A obra acompanha o percurso atribulado do personagem Julien Sorel. Apesar de nascido em condições sociais adversas - filho de família de origem camponesa e cujo pai é dono de uma serraria - alimenta o projeto de enriquecimento e ascensão social. Frente às escassas opções para alguém com sua origem em uma sociedade aristocrática e enrijecida, Julien opta pela carreira eclesiástica como atalho para alcançar seu fim.
O percurso de Julien ao tentar cumprir seu projeto de vida nos é descrito pelo autor em três fases. A primeira corresponde ao seu envolvimento com a família do sr. Rênal - prefeito da cidadezinha fictícia de Verrières, que o contrata para ser preceptor de seus filhos. A segunda transcorre no seminário de Besançon onde Julien ingressa a fim de preparar-se para seguir a carreira eclesiástica. A terceira transcorre em Paris para onde segue Julien a fim de trabalhar como secretário do Marquês de La Mole.
Embora inteligente e dedicado a incorporar o padrão de comportamento e etiquetas aristocráticos, Julien, em cada uma dessas três diferentes etapas, depara-se reiteradamente com o obstáculo de sua origem social ao tentar levar adiante seu projeto de ascensão. Ressentido por perceber a chance escassa de vir a ser aceito como um igual no seio da aristocracia e enredado em romances atribulados com mulheres situadas em um patamar social superior ao seu o enredo evolui para um desfecho muito diverso do pretendido pelo nosso personagem.

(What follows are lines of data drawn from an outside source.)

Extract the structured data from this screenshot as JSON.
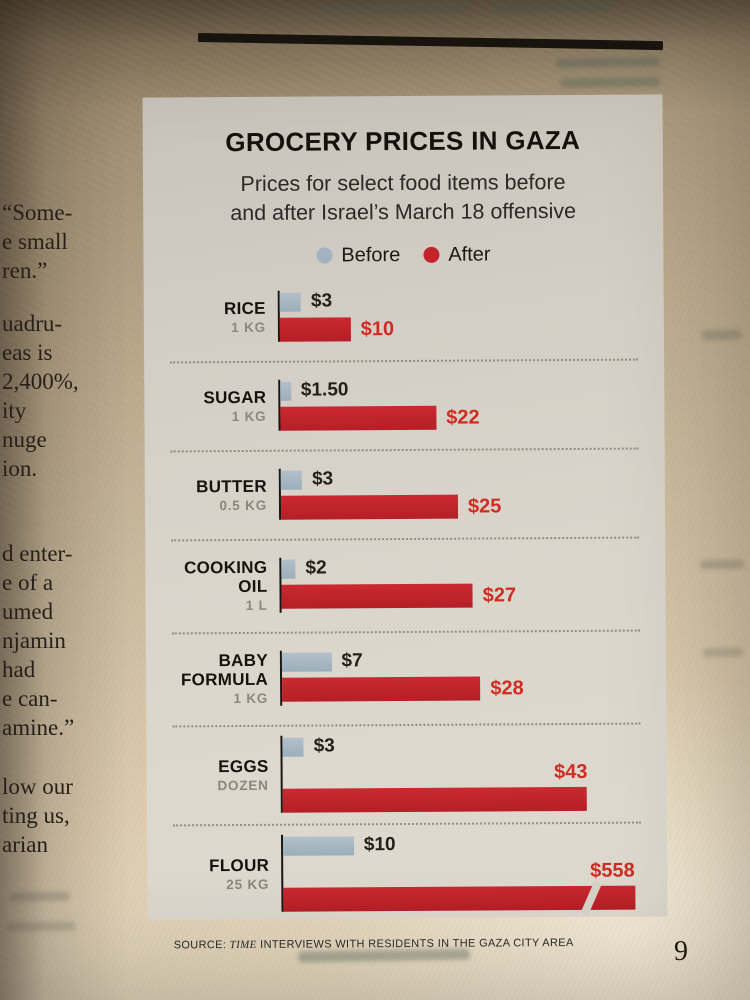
{
  "page": {
    "number": "9",
    "left_column_paragraphs": [
      [
        "“Some-",
        "e small",
        "ren.”"
      ],
      [
        "uadru-",
        "eas is",
        "2,400%,",
        "ity",
        "nuge",
        "ion."
      ],
      [
        "d enter-",
        "e of a",
        "umed",
        "njamin",
        "had",
        "e can-",
        "amine.”"
      ],
      [
        "low our",
        "ting us,",
        "arian"
      ]
    ]
  },
  "chart": {
    "title": "GROCERY PRICES IN GAZA",
    "subtitle_lines": [
      "Prices for select food items before",
      "and after Israel’s March 18 offensive"
    ],
    "legend": {
      "before": "Before",
      "after": "After"
    },
    "colors": {
      "before_bar": "#a3b2c0",
      "after_bar": "#c4232a",
      "after_value": "#d02c22"
    },
    "source": {
      "prefix": "SOURCE: ",
      "publication": "TIME",
      "rest": " INTERVIEWS WITH RESIDENTS IN THE GAZA CITY AREA"
    },
    "rows": [
      {
        "label1": "RICE",
        "label2": "",
        "unit": "1 KG",
        "before_label": "$3",
        "after_label": "$10",
        "before_value": 3,
        "after_value": 10,
        "broken": false
      },
      {
        "label1": "SUGAR",
        "label2": "",
        "unit": "1 KG",
        "before_label": "$1.50",
        "after_label": "$22",
        "before_value": 1.5,
        "after_value": 22,
        "broken": false
      },
      {
        "label1": "BUTTER",
        "label2": "",
        "unit": "0.5 KG",
        "before_label": "$3",
        "after_label": "$25",
        "before_value": 3,
        "after_value": 25,
        "broken": false
      },
      {
        "label1": "COOKING",
        "label2": "OIL",
        "unit": "1 L",
        "before_label": "$2",
        "after_label": "$27",
        "before_value": 2,
        "after_value": 27,
        "broken": false
      },
      {
        "label1": "BABY",
        "label2": "FORMULA",
        "unit": "1 KG",
        "before_label": "$7",
        "after_label": "$28",
        "before_value": 7,
        "after_value": 28,
        "broken": false
      },
      {
        "label1": "EGGS",
        "label2": "",
        "unit": "DOZEN",
        "before_label": "$3",
        "after_label": "$43",
        "before_value": 3,
        "after_value": 43,
        "broken": false
      },
      {
        "label1": "FLOUR",
        "label2": "",
        "unit": "25 KG",
        "before_label": "$10",
        "after_label": "$558",
        "before_value": 10,
        "after_value": 558,
        "broken": true
      }
    ]
  },
  "chart_data": {
    "type": "bar",
    "orientation": "horizontal",
    "title": "GROCERY PRICES IN GAZA",
    "subtitle": "Prices for select food items before and after Israel’s March 18 offensive",
    "unit": "USD",
    "categories": [
      "Rice (1 kg)",
      "Sugar (1 kg)",
      "Butter (0.5 kg)",
      "Cooking oil (1 L)",
      "Baby formula (1 kg)",
      "Eggs (dozen)",
      "Flour (25 kg)"
    ],
    "series": [
      {
        "name": "Before",
        "values": [
          3,
          1.5,
          3,
          2,
          7,
          3,
          10
        ]
      },
      {
        "name": "After",
        "values": [
          10,
          22,
          25,
          27,
          28,
          43,
          558
        ]
      }
    ],
    "legend_position": "top",
    "grid": false,
    "axis_break": {
      "series": "After",
      "category": "Flour (25 kg)",
      "note": "bar truncated with diagonal break mark"
    },
    "source": "SOURCE: TIME INTERVIEWS WITH RESIDENTS IN THE GAZA CITY AREA"
  }
}
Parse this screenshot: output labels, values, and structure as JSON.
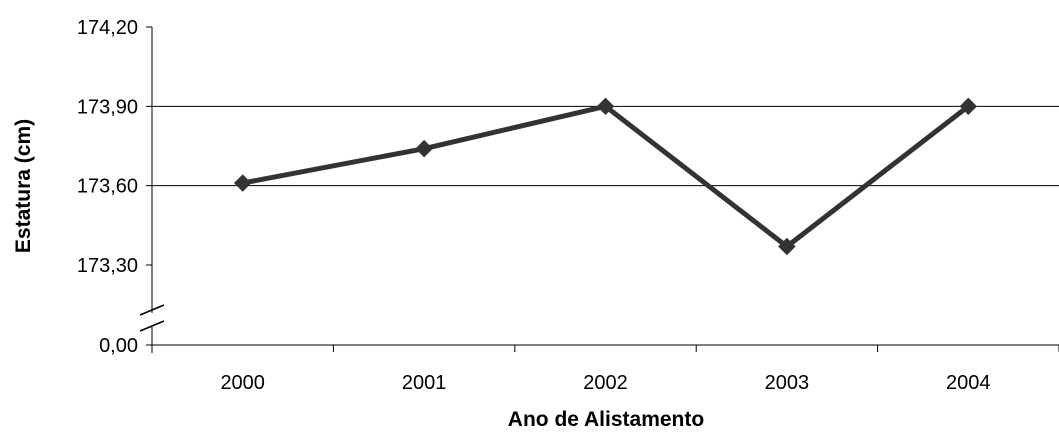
{
  "chart_data": {
    "type": "line",
    "xlabel": "Ano de Alistamento",
    "ylabel": "Estatura (cm)",
    "categories": [
      "2000",
      "2001",
      "2002",
      "2003",
      "2004"
    ],
    "series": [
      {
        "values": [
          173.61,
          173.74,
          173.9,
          173.37,
          173.9
        ]
      }
    ],
    "y_ticks": [
      {
        "label": "174,20",
        "value": 174.2
      },
      {
        "label": "173,90",
        "value": 173.9
      },
      {
        "label": "173,60",
        "value": 173.6
      },
      {
        "label": "173,30",
        "value": 173.3
      },
      {
        "label": "0,00",
        "value": 0.0
      }
    ],
    "ylim": [
      173.3,
      174.2
    ],
    "axis_break": true,
    "grid": true,
    "line_color": "#333333"
  }
}
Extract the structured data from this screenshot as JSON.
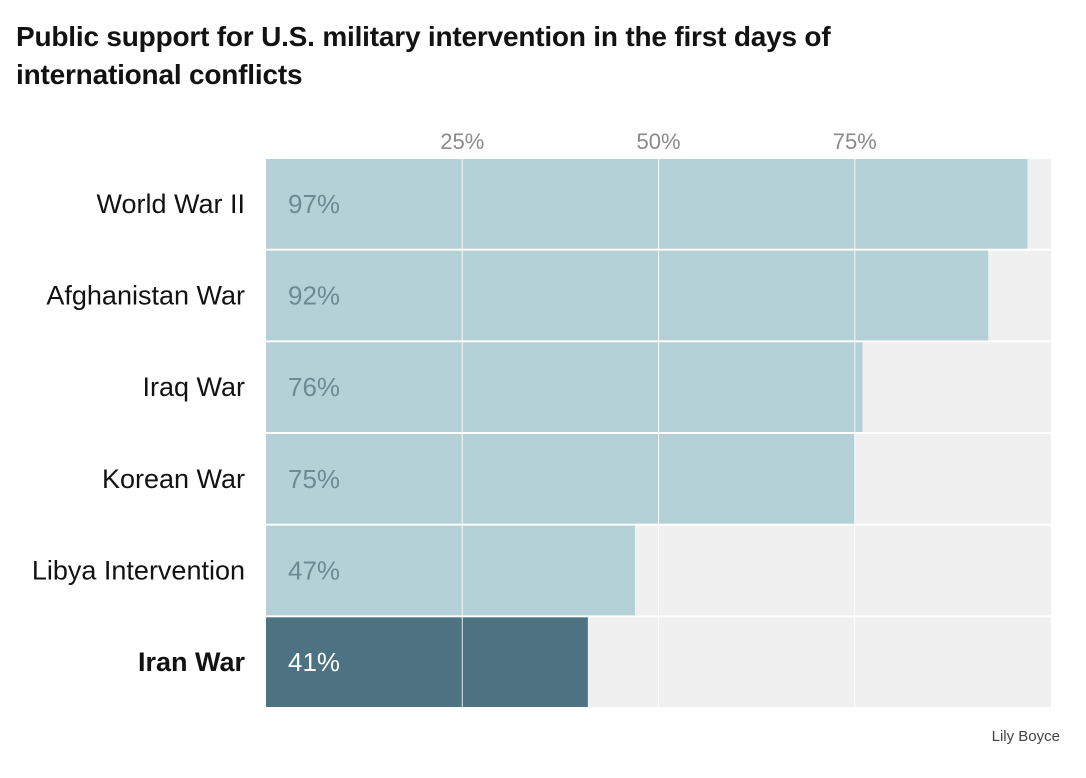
{
  "chart_data": {
    "type": "bar",
    "orientation": "horizontal",
    "title": "Public support for U.S. military intervention in the first days of international conflicts",
    "categories": [
      "World War II",
      "Afghanistan War",
      "Iraq War",
      "Korean War",
      "Libya Intervention",
      "Iran War"
    ],
    "values": [
      97,
      92,
      76,
      75,
      47,
      41
    ],
    "value_labels": [
      "97%",
      "92%",
      "76%",
      "75%",
      "47%",
      "41%"
    ],
    "highlight": "Iran War",
    "xlim": [
      0,
      100
    ],
    "xticks": [
      25,
      50,
      75
    ],
    "xtick_labels": [
      "25%",
      "50%",
      "75%"
    ],
    "xlabel": "",
    "ylabel": "",
    "colors": {
      "bar": "#b5d1d8",
      "highlight_bar": "#4d7282",
      "track": "#f0f0f0",
      "gridline": "#ffffff",
      "value_label": "#6d8a93",
      "highlight_value_label": "#ffffff",
      "tick_label": "#8a8a8a"
    }
  },
  "credit": "Lily Boyce"
}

Stendhal, além de demonstrar a força da sociedade aristocrática em limitar o potencial e as qualidades de Julien - jovem, ambicioso e inteligente - nos oferece um retrato rico e envolvente de um período de transição histórica onde uma aristocracia ainda dominante emprega seus esforços em preservar seus privilégios e refrear a ascensão de uma burguesia emergente. Leitura mais do que recomendável!!!   ( Mario Tompes )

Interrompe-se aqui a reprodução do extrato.